Chaque mois, Benoît Valque, notre spécialiste entraînement, livre quelques conseils aux débutants. Voici ceux qu'il a donnés dans le numéro d'août.

Se préparer à la natation en eau libre

Nager en milieu naturel n’a rien d’une sinécure lorsque l’on débute. On retrouve souvent deux cas de figure : le débutant qui sous-estime la difficulté et qui connait la « crise de panique » le jour J le débutant qui a connu une première expérience difficile, ou qui craint le milieu naturel.

Dans tous les cas de figure il convient d’accorder de l’importance à la natation en milieu naturel dans votre préparation. Il est bien entendu très complexe de préparer l’eau libre en piscine mais vous pourriez par exemple commencer par nager en fermant les yeux (en ouvrant les yeux pour respirer). Si l’eau libre est très anxiogène commencez par faire « l’étoile » en combinaison, en vous forçant à expirer progressivement. Une fois que vous savez respirer « calmement » commencez par enchaîner quelques mouvements. Le reste suivra … Gardez bien à l’esprit que vous devrez vous placer à l’écart le jour de votre premier triathlon afin de nager à votre main.

Faut-il « relâcher » avant l’objectif ?

Vous avez sans doute lu à de multiples reprises qu’il fallait récupérer durant la dernière ligne droite avant un objectif. Ceci s’explique par la nécessité de retrouver de la fraicheur physique afin de pouvoir s’exprimer pleinement lors de la compétition. Seulement cela se justifie lorsque la charge d’entraînement est élevée. Si votre charge d’entraînement est limitée et que vous ne ressentez aucune fatigue poursuivez sur votre lancée jusqu’à J-3 voire J-2. En effet en relâchant « trop » et « trop tôt » vous risquez le sous-entraînement. La semaine dite d’affûtage ou d’approche ne se justifie donc que rarement chez les débutants.
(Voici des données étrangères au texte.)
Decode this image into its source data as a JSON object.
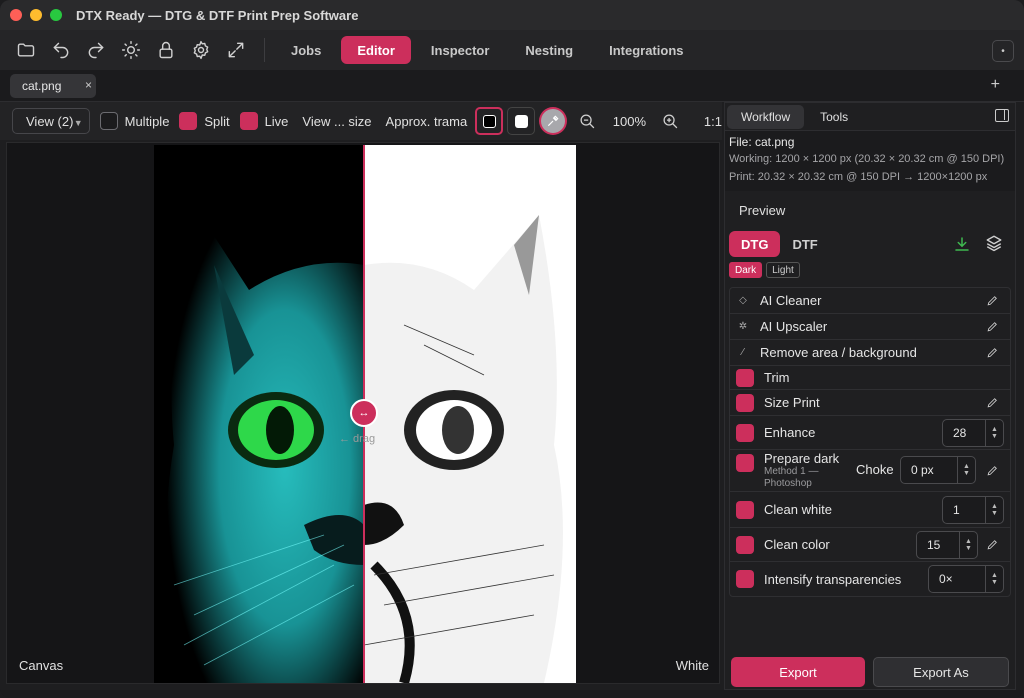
{
  "window": {
    "title": "DTX Ready — DTG & DTF Print Prep Software"
  },
  "toolbar": {
    "icons": [
      "folder-icon",
      "undo-icon",
      "redo-icon",
      "brightness-icon",
      "lock-icon",
      "gear-icon",
      "expand-icon"
    ],
    "tabs": [
      {
        "label": "Jobs",
        "active": false
      },
      {
        "label": "Editor",
        "active": true
      },
      {
        "label": "Inspector",
        "active": false
      },
      {
        "label": "Nesting",
        "active": false
      },
      {
        "label": "Integrations",
        "active": false
      }
    ],
    "more_label": "•"
  },
  "file_tabs": [
    {
      "name": "cat.png",
      "close": "×"
    }
  ],
  "new_tab_label": "+",
  "view_controls": {
    "view_select": "View (2)",
    "multiple_label": "Multiple",
    "multiple_checked": false,
    "split_label": "Split",
    "split_checked": true,
    "live_label": "Live",
    "live_checked": true,
    "view_size_label": "View ... size",
    "approx_label": "Approx. trama",
    "zoom_value": "100%",
    "one_to_one": "1:1"
  },
  "canvas": {
    "left_label": "Canvas",
    "right_label": "White",
    "drag_hint": "← drag",
    "split_fraction": 0.5
  },
  "panel": {
    "tabs": [
      {
        "label": "Workflow",
        "active": true
      },
      {
        "label": "Tools",
        "active": false
      }
    ],
    "file_label": "File: cat.png",
    "working": "Working: 1200 × 1200 px (20.32 × 20.32 cm @ 150 DPI)",
    "print": "Print: 20.32 × 20.32 cm @ 150 DPI → 1200×1200 px",
    "preview_label": "Preview",
    "modes": [
      {
        "label": "DTG",
        "active": true
      },
      {
        "label": "DTF",
        "active": false
      }
    ],
    "subtabs": [
      {
        "label": "Dark",
        "active": true
      },
      {
        "label": "Light",
        "active": false
      }
    ],
    "steps": {
      "ai_cleaner": "AI Cleaner",
      "ai_upscaler": "AI Upscaler",
      "remove_bg": "Remove area / background",
      "trim": "Trim",
      "size_print": "Size Print",
      "enhance": "Enhance",
      "enhance_value": "28",
      "prepare_dark": "Prepare dark",
      "prepare_dark_sub": "Method 1 —",
      "prepare_dark_sub2": "Photoshop",
      "choke_label": "Choke",
      "choke_value": "0 px",
      "clean_white": "Clean white",
      "clean_white_value": "1",
      "clean_color": "Clean color",
      "clean_color_value": "15",
      "intensify": "Intensify transparencies",
      "intensify_value": "0×"
    },
    "export_label": "Export",
    "export_as_label": "Export As"
  },
  "colors": {
    "accent": "#cc2f5c",
    "background": "#1e1e20",
    "panel": "#1f1f21"
  }
}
Attention à la défaillance

Bien sûr, vous connaissez les risques inhérents à la pratique d’une activité extérieure par temps chaud. Les températures élevées engendrent une déshydratation rapide. Seulement, surtout en course, l’hydratation reste souvent insuffisante. Si vous fatiguez de manière anormale après 40’/45’ de course à pied ou 1h/1h15 de vélo il est probable que la défaillance ne vous guette. Tout sportif a tendance à « tout mettre » sur le compte de la condition physique (manque d’entraînement, fatigue etc.) alors que l’explication est parfois ailleurs. Songez que vous pouvez perdre jusqu’à 1,5 voire 2L par heure par forte chaleur. Faîtes le compte si vous buvez un bidon de 0,5/0,6L sur une sortie vélo d’1h-1h15-1h30 !

Sur quelle distance faut-il débuter le triathlon ?

Voilà une distance qui n’en finit pas de faire débat et pour cause. Si certains verront un XS comme un défi d’autres pourront débuter sur un format HALF compte tenu d’une expérience sportive certaines dans les trois disciplines. Le propos n’est pas de juger quiconque, mais bel et bien de vous donner les clefs pour faire le bon choix. S’il fallait donner une règle simple ce serait celle-ci : vous devez être capable de réaliser 1,5 à 2 fois la distance dans chaque discipline (individuellement, cela va de soit).

Attention à ne pas trop vous disperser

Trois disciplines à travailler c’est déjà suffisamment complexe. Il suffit de regarder les charges d’entraînement à haut niveau pour se rendre compte de la complexité de la discipline. Dès lors il conviendra de ne pas trop vous disperser et de conserver une régularité dans les trois disciplines. Ceci dit, tout complément (qui proviendrait d’une autre discipline sportive donc) va apporter sa pierre à l’édifice dans l’amélioration de votre condition physique et sera donc à ce titre bénéfique. Il faut donc garder à l’esprit deux règles : les autres disciplines peuvent venir en complément, mais pas en substitut il convient de veiller à ce qu’elles ne génèrent pas de fatigue supplémentaire.